Sunday, March 1, 2024

New York Times Plays the Same Old Song

The New York Times steps into the world of defense spending to give recommendations regarding how the DoD should save money. This editorial changes a few words only to sound very similar to an editorial posted late last year.

I do however believe it should be highlighted that this is absolutely false, either because the folks at the New York Times are ignorant or because they are simply biased.
How much the expansion and pay increases will cost will not be known until the full budget is released in April. What is already clear is that to stay within the $534 billion ceiling, the Pentagon will have to finally face the real world and make cuts in expensive and outdated cold-war weapons systems. President Obama and his advisers have a few more weeks to figure out which weapons to cut. But we are ready now with suggestions.

We would start by killing off the Air Force’s F-22 fighter and the Navy’s DDG-1000 stealth destroyer. We would also scale down the Army’s Future Combat Systems and hold back the deployment of unproven missile defense systems. Those four steps could save well over $10 billion a year. Billions could be saved by halting construction of unnecessary attack submarines, and dropping the Marines’ troubled tilt-rotor Osprey aircraft.

Cutting weapons programs takes political courage — that is why so many have survived so long after their military rationales evaporated. President George W. Bush was not willing to face down industry lobbyists and their carefully cultivated Congressional allies. The F-22 program, backers claim, sustains more than 25,000 jobs in 44 states — jobs that will be fiercely defended in the current economic environment. But cutting unnecessary programs is essential to help pay for more critical defense needs and more cost-effective economic stimulus.
Cutting weapons programs does not take political courage; it a time tested tradition in politics as old as the military services. Isn't it prudent to wait and see how much the troop expansion costs are before recommending which programs need to stay and go?

If the Obama administration cuts the DDG-1000, they will simply be doing what the Navy already wants them to do, hardly an act of political courage. I don't actually disagree with any of the recommendations, although I'd like to see some analysis regarding what would be gained by cutting the F-22 compared to what would be lost. Unlike the other three programs, the F-22 program is a replacement for a critical capability of the United States that dates back a lot longer than the cold war. Air superiority is a complex military capability, and right now the F-22 is at the center of our nations capability in achieving contested air space. The argument the program represents some job force is industrial and perhaps economic, but with the aircraft having a life span leading out until 2035 and beyond, not to mention the enormous costs in developing state of the art intercept aircraft, there is a lot at stake in the F-22 program beyond a potential near term cost savings and a handful of aviation jobs.
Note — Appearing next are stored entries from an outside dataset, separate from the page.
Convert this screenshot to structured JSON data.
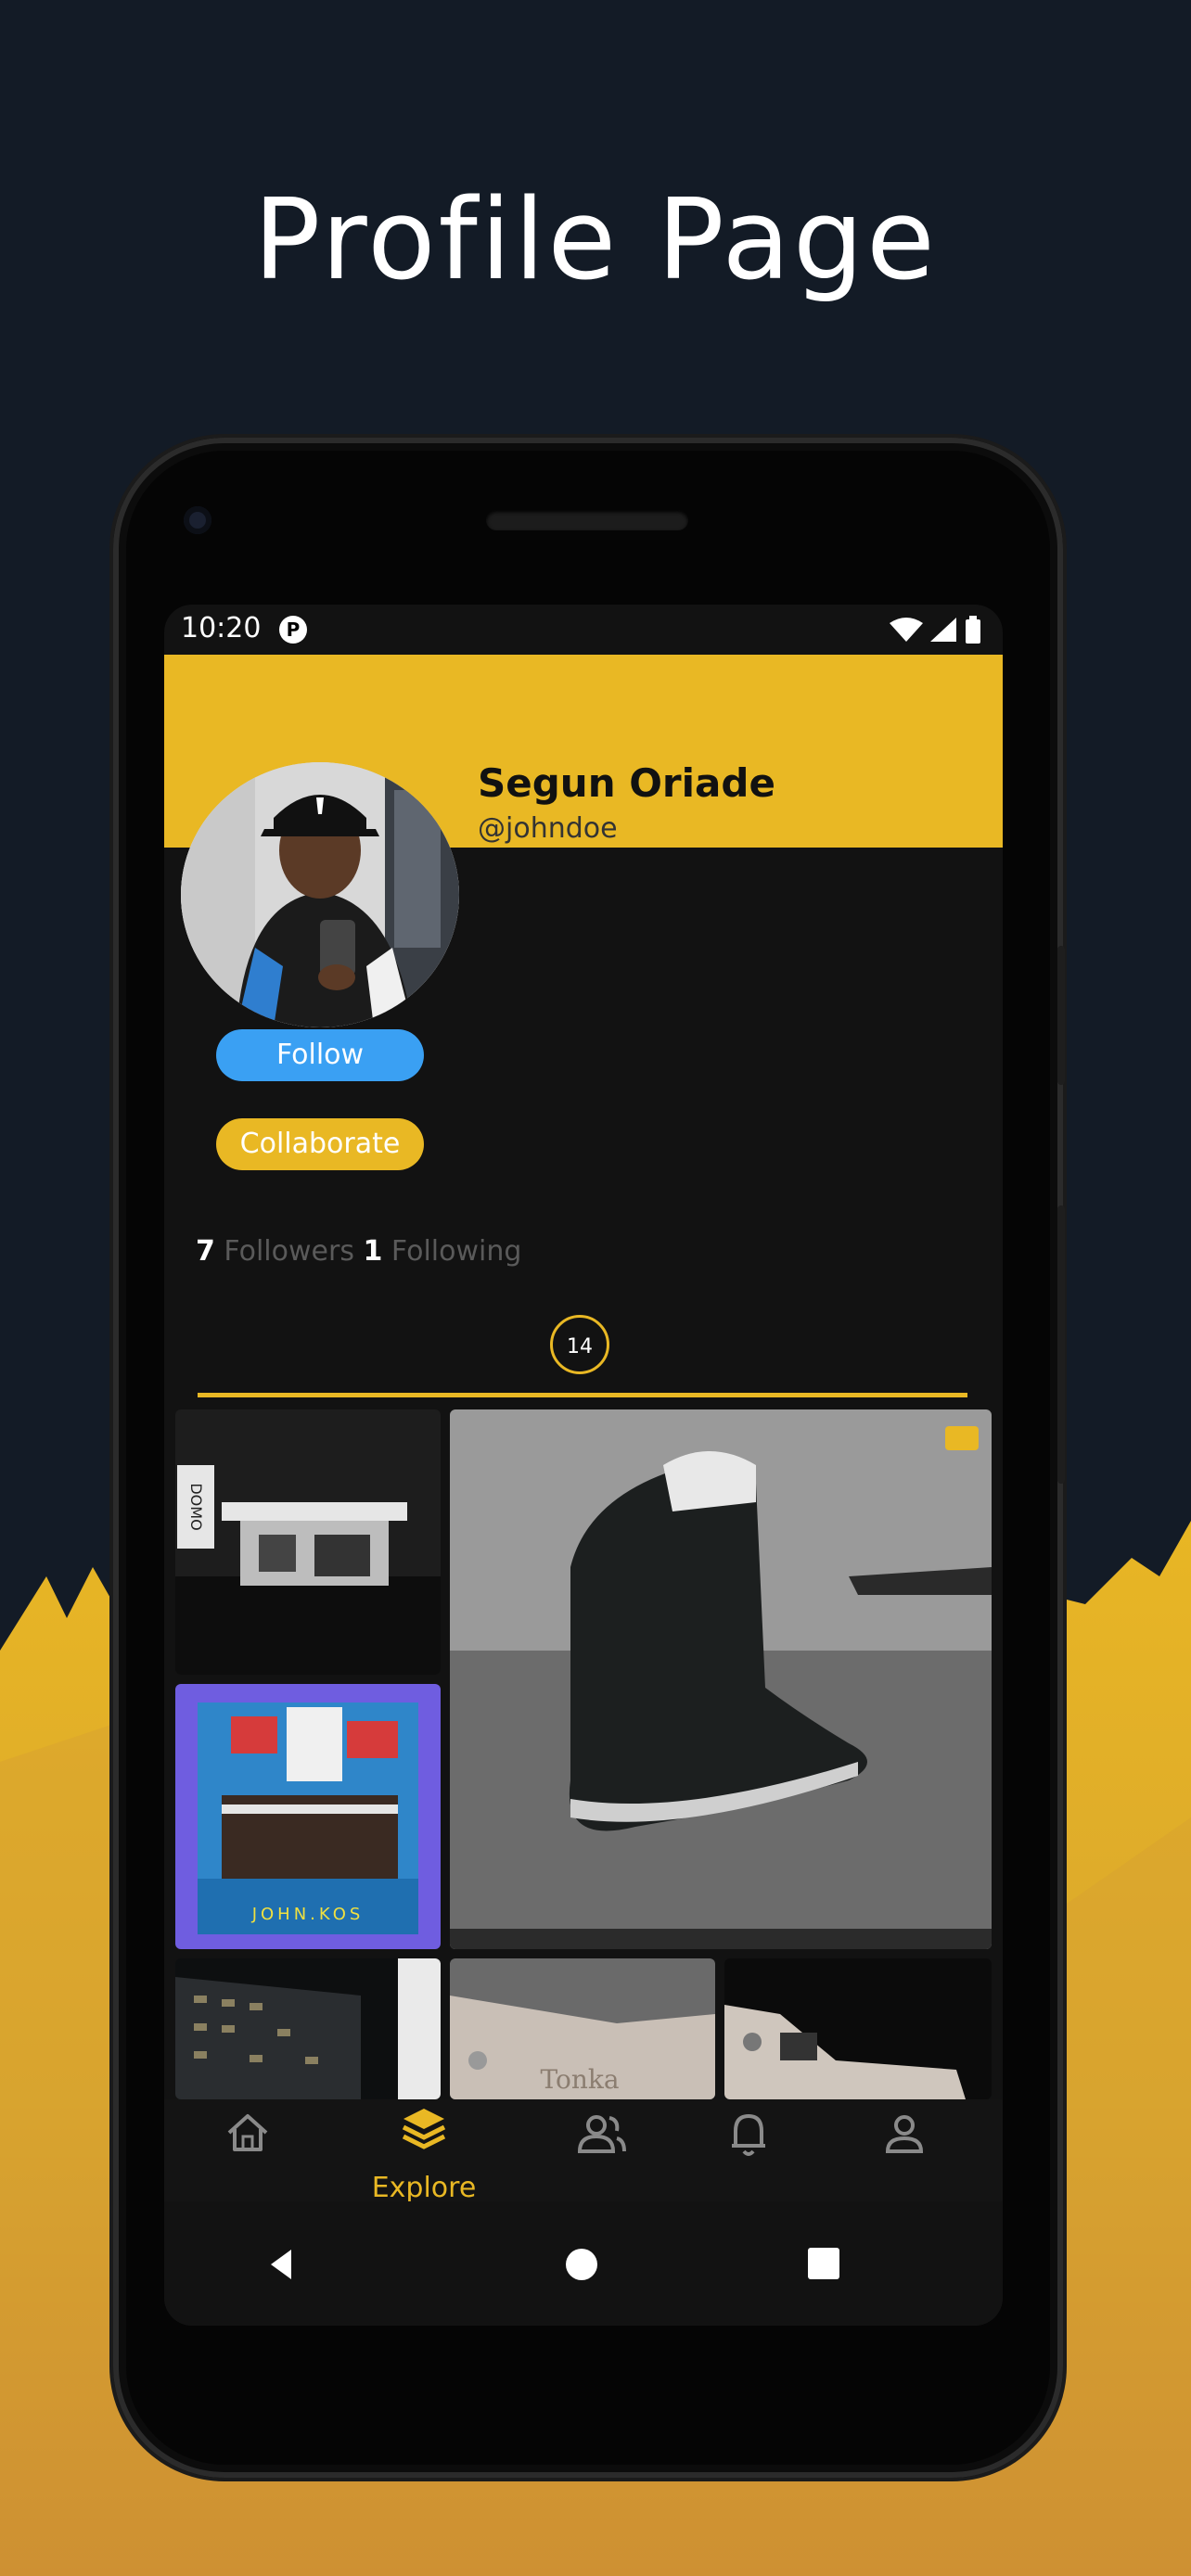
{
  "headline": "Profile Page",
  "status": {
    "time": "10:20",
    "badge": "P"
  },
  "profile": {
    "name": "Segun Oriade",
    "handle": "@johndoe",
    "follow_label": "Follow",
    "collaborate_label": "Collaborate",
    "followers_count": "7",
    "followers_label": "Followers",
    "following_count": "1",
    "following_label": "Following",
    "posts_count": "14"
  },
  "gallery": {
    "tile2_sign": "DOMO",
    "tile3_caption": "JOHN.KOS",
    "tile6_text": "Tonka"
  },
  "nav": {
    "items": [
      "home",
      "explore",
      "people",
      "notifications",
      "profile"
    ],
    "active_label": "Explore"
  },
  "colors": {
    "accent": "#e9b824",
    "follow": "#3aa0f3",
    "background": "#131b26"
  }
}
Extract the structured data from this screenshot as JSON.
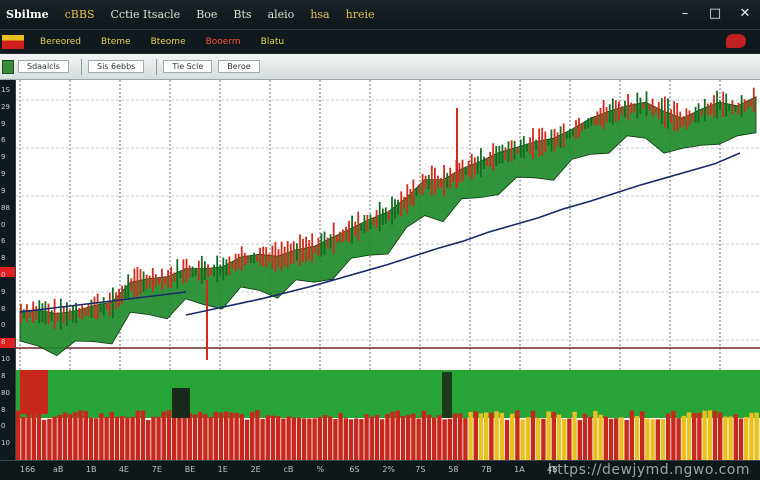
{
  "titlebar": {
    "menu": [
      "Sbilme",
      "cBBS",
      "Cctie Itsacle",
      "Boe",
      "Bts",
      "aleio",
      "hsa",
      "hreie"
    ],
    "controls": [
      "–",
      "□",
      "✕"
    ]
  },
  "toolbar1": {
    "items": [
      "Bereored",
      "Bteme",
      "Bteome",
      "Booerm",
      "Blatu"
    ],
    "icons": [
      "chart-color-swatch-icon",
      "close-panel-icon"
    ]
  },
  "toolbar2": {
    "fields": [
      "Sdaalcls",
      "Sis 6ebbs",
      "Tie Scle",
      "Beroe"
    ]
  },
  "yaxis": {
    "labels": [
      "1S",
      "29",
      "9",
      "6",
      "9",
      "9",
      "9",
      "88",
      "0",
      "6",
      "8",
      "0",
      "9",
      "8",
      "0",
      "8",
      "10",
      "8",
      "80",
      "8",
      "0",
      "10"
    ]
  },
  "xaxis": {
    "labels": [
      "166",
      "aB",
      "1B",
      "4E",
      "7E",
      "BE",
      "1E",
      "2E",
      "cB",
      "%",
      "6S",
      "2%",
      "7S",
      "58",
      "7B",
      "1A",
      "4B"
    ]
  },
  "watermark": "https://dewjymd.ngwo.com",
  "colors": {
    "up": "#d42a1c",
    "down": "#1f8a2a",
    "band": "#27a436",
    "line": "#1a2a6a",
    "volume_red": "#c8281c",
    "volume_yellow": "#e8c020"
  },
  "chart_data": {
    "type": "line",
    "series": [
      {
        "values": [
          30,
          31,
          27,
          30,
          36,
          40,
          62,
          66,
          68,
          77,
          77,
          79,
          90,
          93,
          91,
          98,
          102,
          112,
          122,
          132,
          140,
          156,
          176,
          176,
          188,
          196,
          206,
          212,
          218,
          222,
          232,
          244,
          252,
          258,
          262,
          252,
          244,
          254,
          262,
          258,
          268
        ]
      },
      {
        "values": [
          30,
          36,
          42,
          48,
          55,
          62,
          70,
          78,
          86,
          95,
          104,
          112,
          122,
          130,
          138,
          148,
          156,
          165,
          174,
          182,
          190,
          198,
          210
        ]
      }
    ],
    "grid": true
  }
}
The real challenge is the cost problems being created with the expansion of military forces, a decision that can only be described as fighting the last war. Cost growth for acquisition today is historically steady, not different than in any other period as it stays between 30% and 40% of normal budgeting. This is a historical pattern, despite all efforts to adjust with cuts or increases in the past. In other words, every single effort to reign in costs in some form or another has ended in failure, with cost growth simply occurring in new ways to meet the historical trend.

But what is new is the enormous cost growth coming from the manpower side of the DoD budget, a trend that is expected to increase as we add 92,000 additional military personnel this fiscal year. Manpower costs have increased 40% since 2000, a remarkable trend absent any analysis by observers like the New York Times. The New York Times can call out Congress regarding political courage all they want, but the New York Times doesn't even have the moral courage to be honest about what is actually stressing the DoD budget in Obama's first term.

Consider how rediculous it is for the New York Times editorial pages to discuss saving $10 billion a year with 4 simple procurement cuts when the additional of 92,000 new members to the defense services is expected to add about $100 billion to the cost of the DoD budget over the next six years.

There are serious choices to be made, and simply cutting procurement isn't going to do anything but put a dirty rag on a bleeding wound. Where is the clear strategic rationale for increasing the size of the ground forces? We are going to end up with an even larger military under Obama than we had under Bush, except this one will be underfunded with fewer ships and planes than anytime since before WWII. Why? The biggest irony of it all is that people run around claiming cutting the F-22 is done because the nation shouldn't be trying to fight the Soviets during the cold war, when in fact expanding the size of the ground forces is making an even bigger mistake by trying to fight the last war in Iraq.

Think about the trade of capabilities being discussed here... If the folks like the New York Times who simply think cutting procurement is the answer get their way, we potentially trade air superiority for the capability to occupy another weak country. The F-22 is so we don't have to fight Russia or China, a larger land force is so that we can occupy another country... like Mexico.